Saturday, June 1, 2013

Decadent Valet

That Wells Fargo has fraudulently processed mortgage documents using a process called robo-signing has been evident for nearly two years, since scandal enveloped the mortgage industry in 2010. That it kept doing it even after the scandal broke has been known for months. --Travis Waldron

The business of money, the genetic structure of core ideology, these things are presently on my mind in my battle with debt collection that every student loan defaulter faces, and if I had a thread I was following before Bryan Fuller's rendition of Hannibal hit the airwaves, it was probably centered on a hostile deconstruction of Andrew Sullivan. Andy sent me a screen shot of the Amtrak building outside my window, years ago now, when I dipped into his *Daily Dish* after David Brooks dropped it as a gay conservative source, and I have iterated about my email and his gesture in earlier posts. Initially touched by an otherwise condescending move, his media personality ticks me off in a way that Ferguson's so far has not, given that the two of them are tending the homeland's troubled rebel. One thing the two pasteurized Britons share in common: silence on disability dependency. The gnostic Catholic homosexual sends me a screen shot; Niall? pity. The brain power of these two men combined influence policy along any facet of the political spectrum, and they cannot engage me because. Of course, Niall is very aware of the sterility of the welfare state, and I'd be more than happy to steer one of his RA's toward the policy nightmare surrounding matriculation and dependency, especially where disability and healthcare merge on crucial points. I've already got one of Toomey's aides on it.

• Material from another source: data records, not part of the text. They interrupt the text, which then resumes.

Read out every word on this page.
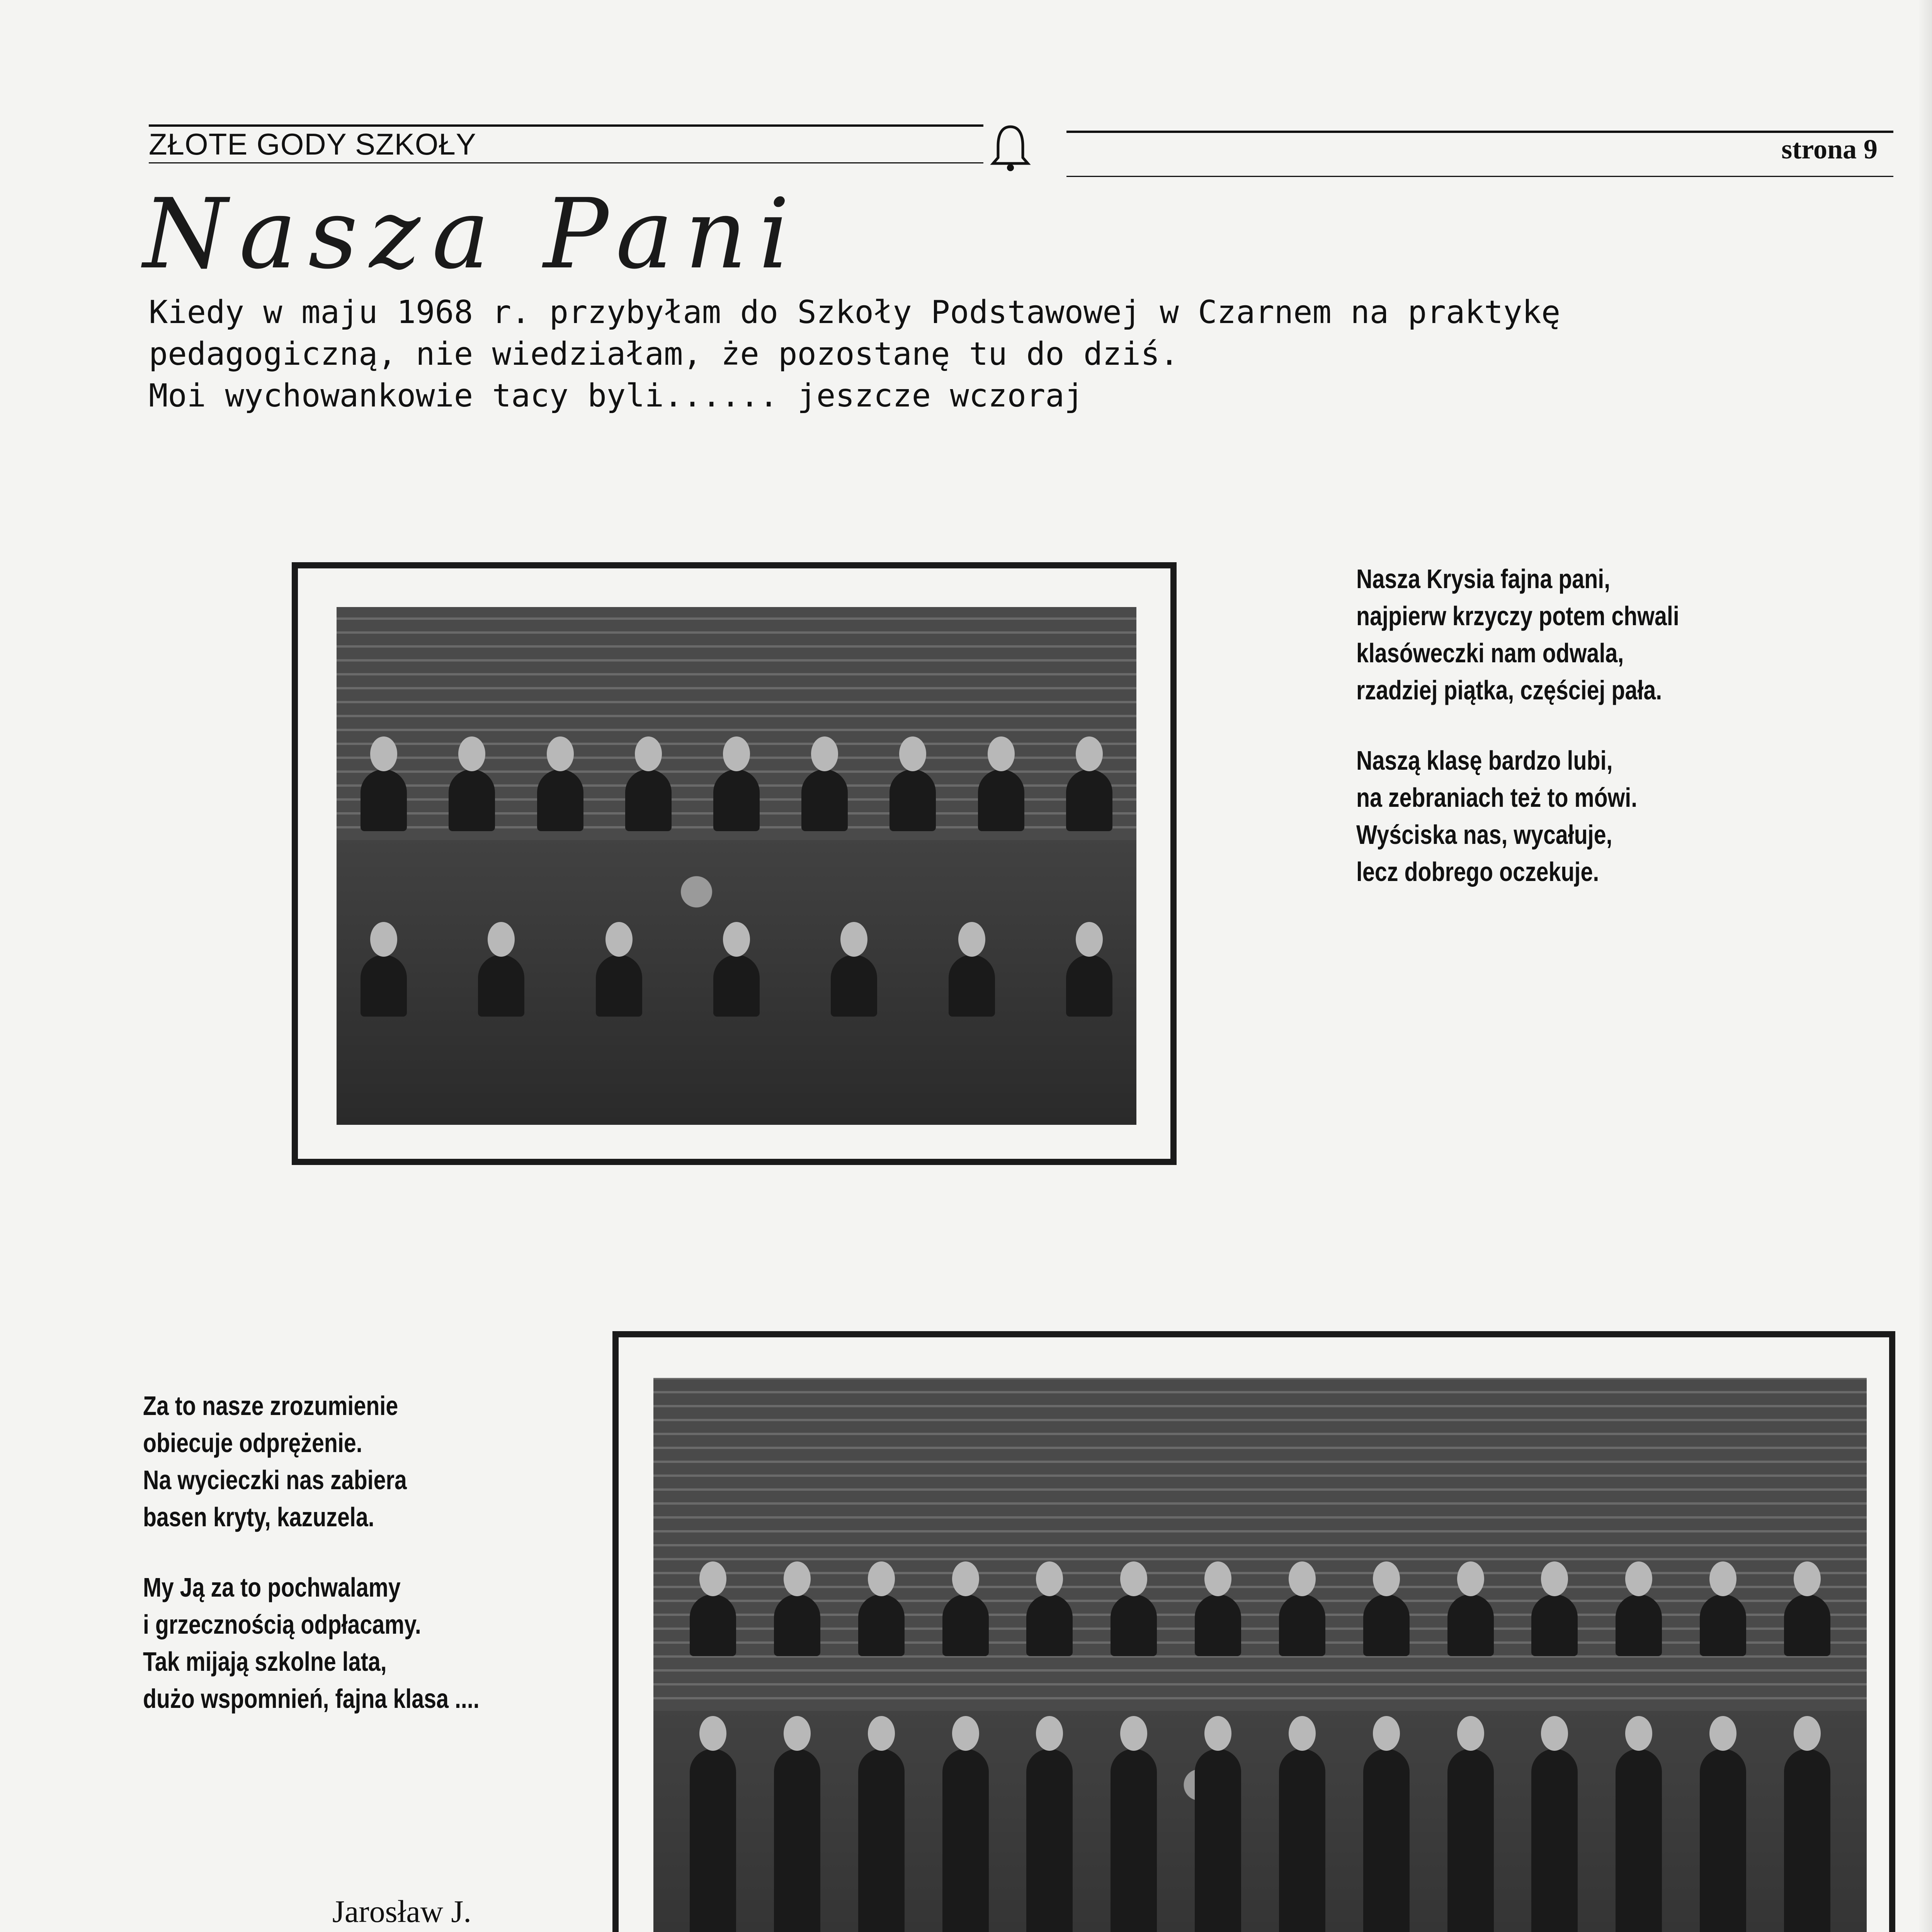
ZŁOTE GODY SZKOŁY	strona 9
Nasza Pani
Kiedy w maju 1968 r. przybyłam do Szkoły Podstawowej w Czarnem na praktykę
pedagogiczną, nie wiedziałam, że pozostanę tu do dziś.
Moi wychowankowie tacy byli...... jeszcze wczoraj

Nasza Krysia fajna pani,
najpierw krzyczy potem chwali
klasóweczki nam odwala,
rzadziej piątka, częściej pała.

Naszą klasę bardzo lubi,
na zebraniach też to mówi.
Wyściska nas, wycałuje,
lecz dobrego oczekuje.

Za to nasze zrozumienie
obiecuje odprężenie.
Na wycieczki nas zabiera
basen kryty, kazuzela.

My Ją za to pochwalamy
i grzecznością odpłacamy.
Tak mijają szkolne lata,
dużo wspomnień, fajna klasa ....

Jarosław J.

If I do not enjoy diversity being force fed to me on a gurney, however, I also do not like shady profiteering that victimizes disadvantaged populations unfairly. The tactics of Wells Fargo during the great recession is a beneficent example of the fact that corporate models have also been outpaced by the pressures of efficiency, and that land ownership has irrational aspects to it; let me caution here that for me this is not so much a Marxist/Friedman divide as it is a loss of perspective about territory, who controls it and why. For the purposes of default I am not disabled. I accrued the debt with the chronic condition of my birth, which is true. For the purposes of the Medicaid waiver, I am *nursing home eligible,* and all I have to do is go down to the office on Monday, concede defeat, and essentially join a not unsubstantial class of untouchable, forgotten bodies, no longer human, who give minorities like Tim with his servile and obdurate obstinacy just enough money to live better than his ancestors under Jim Crow.

Dirk Bogarde's deconstruction of his own status spearheads this poison of dependency quite nicely. And it is why I am airing dirty laundry, skirting edges.